I also have a damask rose that we moved from one part of the yard to another, and it didn't seem to care. It blooms every spring, pale pink double flowers that are so fragrant they perfume the entire yard and the neighbor's yard as well.
Damask roses are the old garden roses and are considered the most fragrant. The oils of the damask rose are used to make attar of rose or rose oil. It is used in making rose water and for scenting perfumes. The plant is a shrub with nasty thorns and branches that grow every which way like wild hair. But because it is an heirloom, it is quite hardy. We can prune it back to the ground, and it will come back. It didn't mind moving when we decided it belonged by the fence instead of standing alone in the center of the yard. Every year, it still blooms. Damask is related to gallica roses, short, stocky plants that are native to Europe.
Another rose in my garden is a polyantha called Rosa The Fairy. The Fairy is a popular shrub rose among gardeners. Although it grows about two to three feet tall, it can get quite wide and trail three to five feet across. In June the plant will bloom, covering the entire shrub with small pink flowers and creating quite a showy display. It blooms all season, although not quite as impressive as that first burst in early summer. This growth habit is typical of polyantha roses as well as the fact that it is a low maintenance plant with good resistance against black spot and Japanese beetles.
I jumped on the band wagon a few years ago and bought a Knock-Out rose that I planted in the front garden. My Knock-Out is one of the original bright red species with single blooms. I like to think of Knock-Out as the high definition version of roses. The blooms seem to be sharper in color and stand out against the dark green foliage.
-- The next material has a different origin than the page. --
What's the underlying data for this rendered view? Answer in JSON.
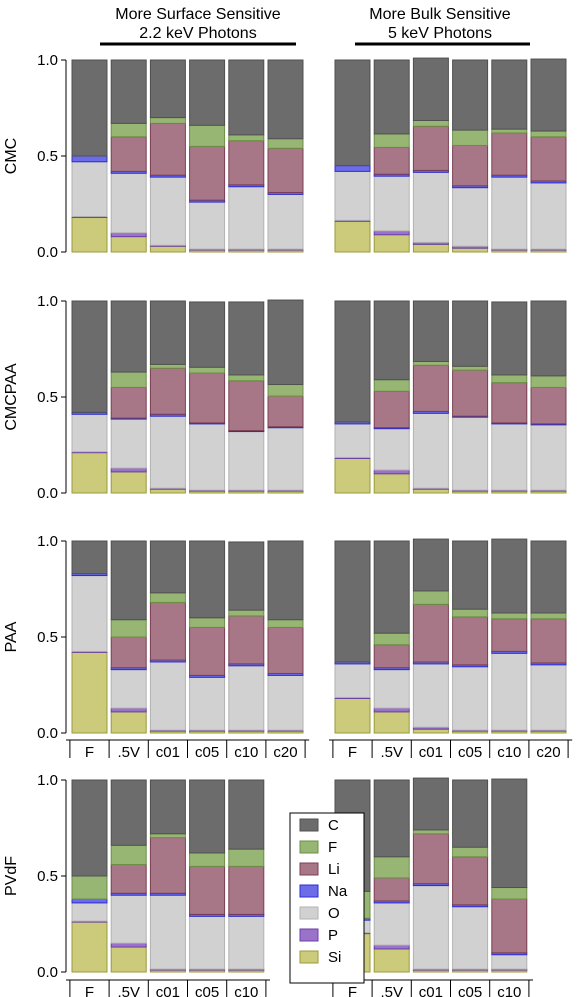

Varieties have since been cultivated that are double bloomed. Colors range from pink to red and a yellow variety developed a few years ago has become quite popular.
Knock-Out is a trademarked variety developed by Wisconsin rose breeder William Radler. Radler was looking for a rose that was hardy to cold winters and heat tolerant, which would come in handy this season. It is resistant to disease. The popularity of the Knock-Out rose and its shrub-growth habit is appealing to municipalities, public buildings and landscapers looking for low-maintenance, but attractive plants. Like the Stella D'Oro lily of several years ago, the Knock-Out rose has evolved into a popular public landscape plant.
You might wonder what roses have to do with herbs. In fact, roses were herbs long before they were ornamental plants. The seed pods of heirloom roses, called rose hips, are a high source of Vitamin C. It is often used to make tea and can be made into jams, jellies and syrup.
I already mentioned rose oil in perfumes, but in addition to the oils, fresh rose petals were once made into an infusion and used as an astringent to alleviate bleeding. Rose blossoms steaming in a kettle also were used as a facial cleanser. It goes without saying that roses are the symbol of romantic love.